O que você não pode comprar

Graça de Deus

“Porque pela graça sois salvos, mediante a fé; e isso não vem de vós; é dom de Deus. Não vem das obras, para que ninguém se glorie.” — Efésios 2:8-9 (ARC)

A graça de Deus é o amor imerecido que ninguém consegue comprar, e essa é exatamente a razão pela qual ela incomoda tanto.

Vivemos numa cultura de méritos. Desde cedo aprendemos que as coisas boas da vida vêm para quem trabalha, quem se esforça, quem merece. O mundo funciona por troca, você dá algo e recebe algo em retorno. É uma lógica tão arraigada em nós que, quase inevitavelmente, a transferimos para a nossa relação com Deus.

E é exatamente aí que o Evangelho nos confronta.

Graça de Deus: O que significa esse amor imerecido

A palavra grega charis, traduzida como “graça”, carrega uma ideia que vai muito além do que o uso cotidiano sugere. Não é simplesmente bondade. Não é tolerância. É favor concedido a quem não tem nenhum título para recebê-lo.

Paulo não escolhe palavras por acidente em Efésios 2. Ele diz que antes da graça éramos mortos em delitos e pecados, não doentes, não fracos, não necessitando de ajuda. Mortos. E mortos não podem fazer nada para mudar sua condição. Não podem se esforçar mais, orar melhor, jejuar com mais disciplina. Mortos simplesmente precisam ser vivificados por outro.

Essa é a condição que a graça encontra. E é nessa condição que ela age.

Por que a Graça de Deus incomoda

Se a graça de Deus fosse apenas um desconto, Deus exigindo 70% e perdoando os 30% restantes, seria mais fácil de aceitar. Mas Paulo deixa claro que não é assim. A salvação não vem das obras. Nenhuma porcentagem. Nenhuma contribuição. Nenhum mérito que possamos apresentar como contrapartida.

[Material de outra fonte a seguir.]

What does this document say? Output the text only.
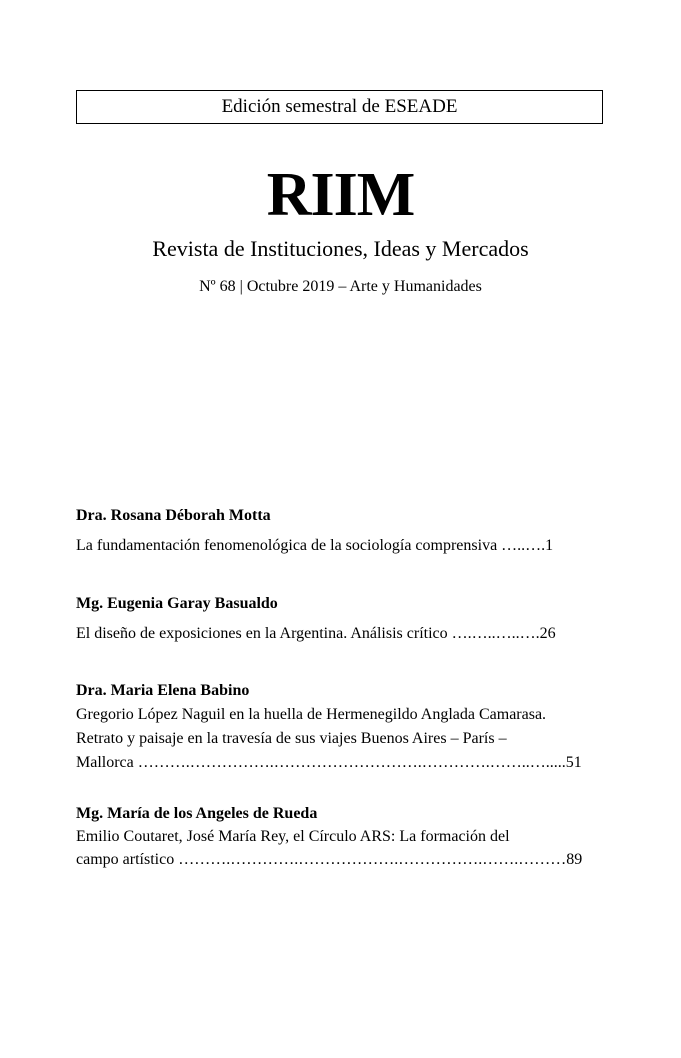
Edición semestral de ESEADE
RIIM
Revista de Instituciones, Ideas y Mercados
Nº 68 | Octubre 2019 – Arte y Humanidades
Dra. Rosana Déborah Motta
La fundamentación fenomenológica de la sociología comprensiva …..….1
Mg. Eugenia Garay Basualdo
El diseño de exposiciones en la Argentina. Análisis crítico ….…..…..….26
Dra. Maria Elena Babino
Gregorio López Naguil en la huella de Hermenegildo Anglada Camarasa.
Retrato y paisaje en la travesía de sus viajes Buenos Aires – París –
Mallorca ……….…………….……………………….………….……..….....51
Mg. María de los Angeles de Rueda
Emilio Coutaret, José María Rey, el Círculo ARS: La formación del
campo artístico ……….………….……………….…………….…….………89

Isso incomoda por duas razões opostas.

Para quem viveu uma vida religiosa intensa, anos de cultos, dízimos, serviços, sacrifícios, a graça parece injusta. Como pode alguém que chegou na última hora receber o mesmo que quem trabalhou a vida toda? O irmão mais velho da parábola do filho pródigo conhecia esse sentimento. Ele estava certo nos fatos e errado no coração.

Para quem carrega o peso do fracasso, promessas quebradas, pecados repetidos, a graça parece boa demais para ser verdade. E é exatamente nesse silêncio de dúvida, como refletimos em O Peso do Silêncio, que Deus age de formas que não esperamos.

O amor que age primeiro

A graça de Deus é desconcertante porque age antes de qualquer resposta nossa.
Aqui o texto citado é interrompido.